Я доел завтрак и позвонил Брену. Автоответчик. Я нашел в справочнике телефон его ресторана, набрал. Отключен.

Я попытался бы позвонить ему на мобильник, но мы не так уж близко общаемся. Я не знал ни номера его мобильного, ни имени его девушки, ни даже номера его дома. Поздно спохватился, а? Так-то… Жизненный принцип carpe diem[21] вышел мне боком. Итак, я принял душ, оделся и поспешил на работу к Брену — в «Летучую пиццу» (вот идиотское название!), надеясь, что мой близнец подскажет что-нибудь умное. В небе сгущались облака.

По дороге я почувствовал: что-то неладно. Не доходя десяти кварталов, понял, что именно. Сирены, пожарные, крики, клубы дыма — все это лишь подтвердило мою гипотезу. Тучи в небе были какие-то зловещие… Над местом катастрофы они громоздились в форме русской шапки. Вместо меха — торчащие дыбом молнии. Чем ближе к ресторану, тем сильнее ныло у меня в груди. Да, что-то неладно, что-то неладно…

Покосившись по сторонам — не следит ли кто? — я левой рукой начертил «Беркану», руну прозрения[22], и, сощурившись, взглянул в ее окуляр: руна эта наподобие подзорной трубы. И узрел я дым, и молнии, бьющие с земли в небо, и лицо брата — бледное, осунувшееся; потом — огонь, сменившийся темнотой, и наконец то самое, чего страшился: Тень… и ее миньонов, волков, призрачных охотников, закутанных в тяжелые пальто.

«Эти самые, — подумал я и выругался. — Опять эти». Теперь я знал, откуда они мне знакомы по прежним временам… В прежнем Обличье они тоже были не сахар, вот только я жил более насыщенной жизнью и, признаюсь, редко о них задумывался — других забот хватало. Теперь же задуматься пришлось: я начертил руну невидимости и под ее прикрытием обогнул столб черного дыма — погребальный костер Бренданова ресторана (и, как я мог предположить, самого Брендана, ведь в моем видении выглядел он неважно…).

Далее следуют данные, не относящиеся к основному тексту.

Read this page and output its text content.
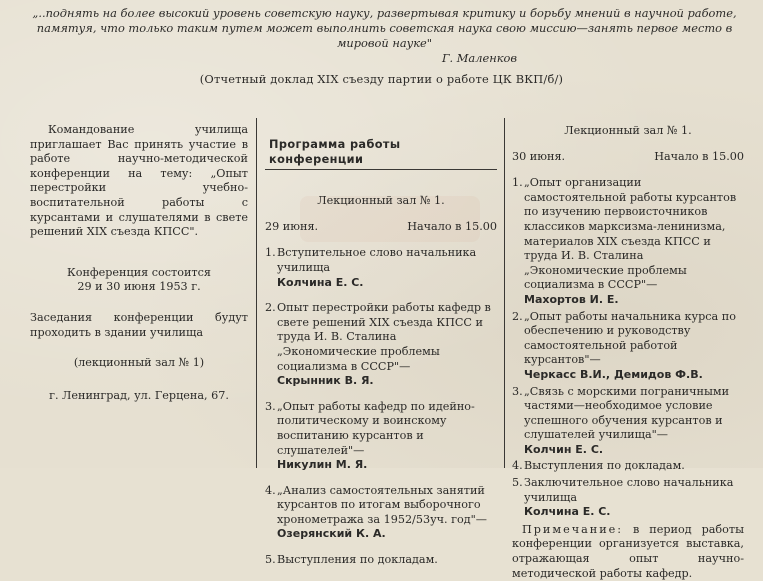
„..поднять на более высокий уровень советскую науку, развертывая критику и борьбу мнений в научной работе, памятуя, что только таким путем может выполнить советская наука свою миссию—занять первое место в мировой науке"
Г. Маленков
(Отчетный доклад XIX съезду партии о работе ЦК ВКП/б/)

Командование училища приглашает Вас принять участие в работе научно-методической конференции на тему: „Опыт перестройки учебно-воспитательной работы с курсантами и слушателями в свете решений XIX съезда КПСС".

Конференция состоится

29 и 30 июня 1953 г.

Заседания конференции будут проходить в здании училища

(лекционный зал № 1)

г. Ленинград, ул. Герцена, 67.

Программа работы конференции
Лекционный зал № 1.
29 июня.	Начало в 15.00
1. Вступительное слово начальника училища
Колчина Е. С.
2. Опыт перестройки работы кафедр в свете решений XIX съезда КПСС и труда И. В. Сталина „Экономические проблемы социализма в СССР"—
Скрынник В. Я.
3. „Опыт работы кафедр по идейно-политическому и воинскому воспитанию курсантов и слушателей"—
Никулин М. Я.
4. „Анализ самостоятельных занятий курсантов по итогам выборочного хронометража за 1952/53уч. год"—
Озерянский К. А.
5. Выступления по докладам.
Лекционный зал № 1.
30 июня.	Начало в 15.00
1. „Опыт организации самостоятельной работы курсантов по изучению первоисточников классиков марксизма-ленинизма, материалов XIX съезда КПСС и труда И. В. Сталина „Экономические проблемы социализма в СССР"—
Махортов И. Е.
2. „Опыт работы начальника курса по обеспечению и руководству самостоятельной работой курсантов"—
Черкасс В.И., Демидов Ф.В.
3. „Связь с морскими пограничными частями—необходимое условие успешного обучения курсантов и слушателей училища"—
Колчин Е. С.
4. Выступления по докладам.
5. Заключительное слово начальника училища
Колчина Е. С.
Примечание: в период работы конференции организуется выставка, отражающая опыт научно-методической работы кафедр.
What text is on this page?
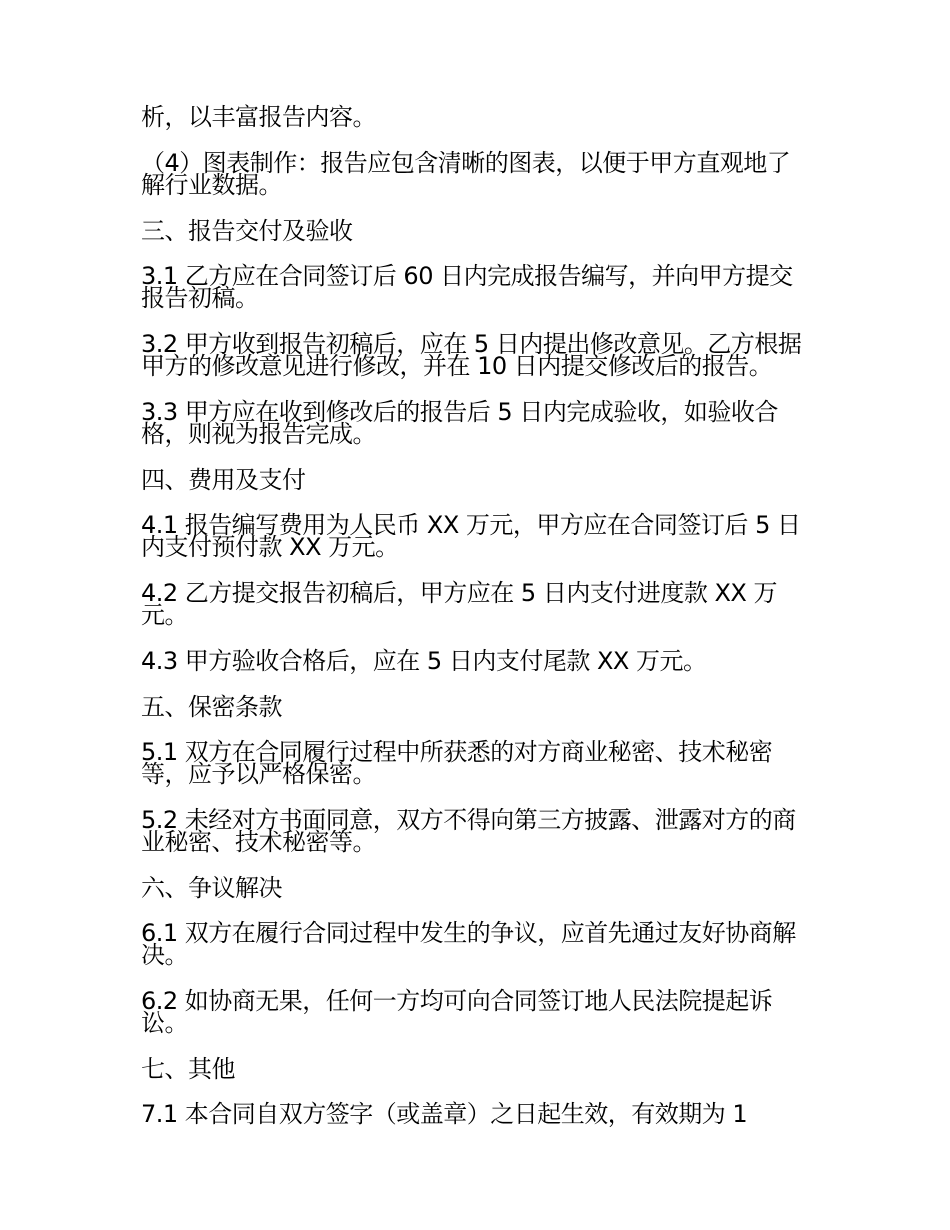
析，以丰富报告内容。

（4）图表制作：报告应包含清晰的图表，以便于甲方直观地了解行业数据。

三、报告交付及验收

3.1 乙方应在合同签订后 60 日内完成报告编写，并向甲方提交报告初稿。

3.2 甲方收到报告初稿后，应在 5 日内提出修改意见。乙方根据甲方的修改意见进行修改，并在 10 日内提交修改后的报告。

3.3 甲方应在收到修改后的报告后 5 日内完成验收，如验收合格，则视为报告完成。

四、费用及支付

4.1 报告编写费用为人民币 XX 万元，甲方应在合同签订后 5 日内支付预付款 XX 万元。

4.2 乙方提交报告初稿后，甲方应在 5 日内支付进度款 XX 万元。

4.3 甲方验收合格后，应在 5 日内支付尾款 XX 万元。

五、保密条款

5.1 双方在合同履行过程中所获悉的对方商业秘密、技术秘密等，应予以严格保密。

5.2 未经对方书面同意，双方不得向第三方披露、泄露对方的商业秘密、技术秘密等。

六、争议解决

6.1 双方在履行合同过程中发生的争议，应首先通过友好协商解决。

6.2 如协商无果，任何一方均可向合同签订地人民法院提起诉讼。

七、其他

7.1 本合同自双方签字（或盖章）之日起生效，有效期为 1
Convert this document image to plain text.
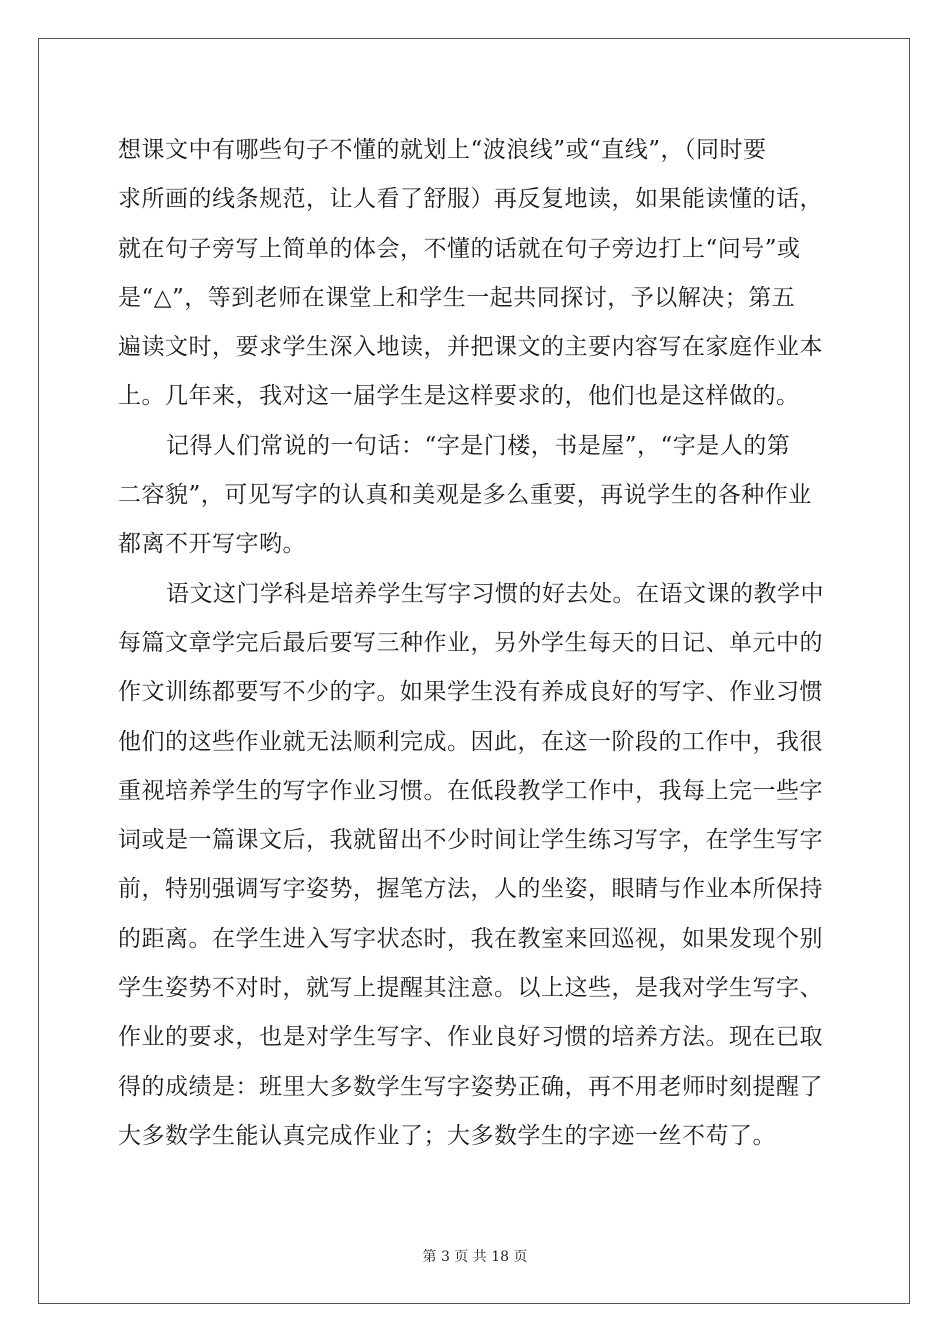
想课文中有哪些句子不懂的就划上“波浪线”或“直线”，（同时要
求所画的线条规范，让人看了舒服）再反复地读，如果能读懂的话，
就在句子旁写上简单的体会，不懂的话就在句子旁边打上“问号”或
是“△”，等到老师在课堂上和学生一起共同探讨，予以解决；第五
遍读文时，要求学生深入地读，并把课文的主要内容写在家庭作业本
上。几年来，我对这一届学生是这样要求的，他们也是这样做的。
记得人们常说的一句话：“字是门楼，书是屋”，“字是人的第
二容貌”，可见写字的认真和美观是多么重要，再说学生的各种作业
都离不开写字哟。
语文这门学科是培养学生写字习惯的好去处。在语文课的教学中
每篇文章学完后最后要写三种作业，另外学生每天的日记、单元中的
作文训练都要写不少的字。如果学生没有养成良好的写字、作业习惯
他们的这些作业就无法顺利完成。因此，在这一阶段的工作中，我很
重视培养学生的写字作业习惯。在低段教学工作中，我每上完一些字
词或是一篇课文后，我就留出不少时间让学生练习写字，在学生写字
前，特别强调写字姿势，握笔方法，人的坐姿，眼睛与作业本所保持
的距离。在学生进入写字状态时，我在教室来回巡视，如果发现个别
学生姿势不对时，就写上提醒其注意。以上这些，是我对学生写字、
作业的要求，也是对学生写字、作业良好习惯的培养方法。现在已取
得的成绩是：班里大多数学生写字姿势正确，再不用老师时刻提醒了
大多数学生能认真完成作业了；大多数学生的字迹一丝不苟了。
第 3 页 共 18 页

Я добрался до места, зорко высматривая долгополые пальто. Куда ни глянь — пожарные машины и полицейские фургоны. Улица перегорожена. Пожарные пытаются залить водой огромное трескучее пламя, которое уже глубоко пустило корни в «Летучую пиццу».

Я мог бы сказать им, что они зря стараются. Дело рук огненного бога — даже если это бог Домашнего Очага — не затушишь в два счета. Это вам не петарда какая-нибудь. Пламя рвалось вверх, вымахало на высоту тридцати, сорока, пятидесяти футов — желтое, чистое, с прожилками волшбы, которые вашему Народу показались бы обычными пляшущими искрами… Но стоит одной жалкой искорке попасть на вас, как она мигом разденет вас буквально до костей.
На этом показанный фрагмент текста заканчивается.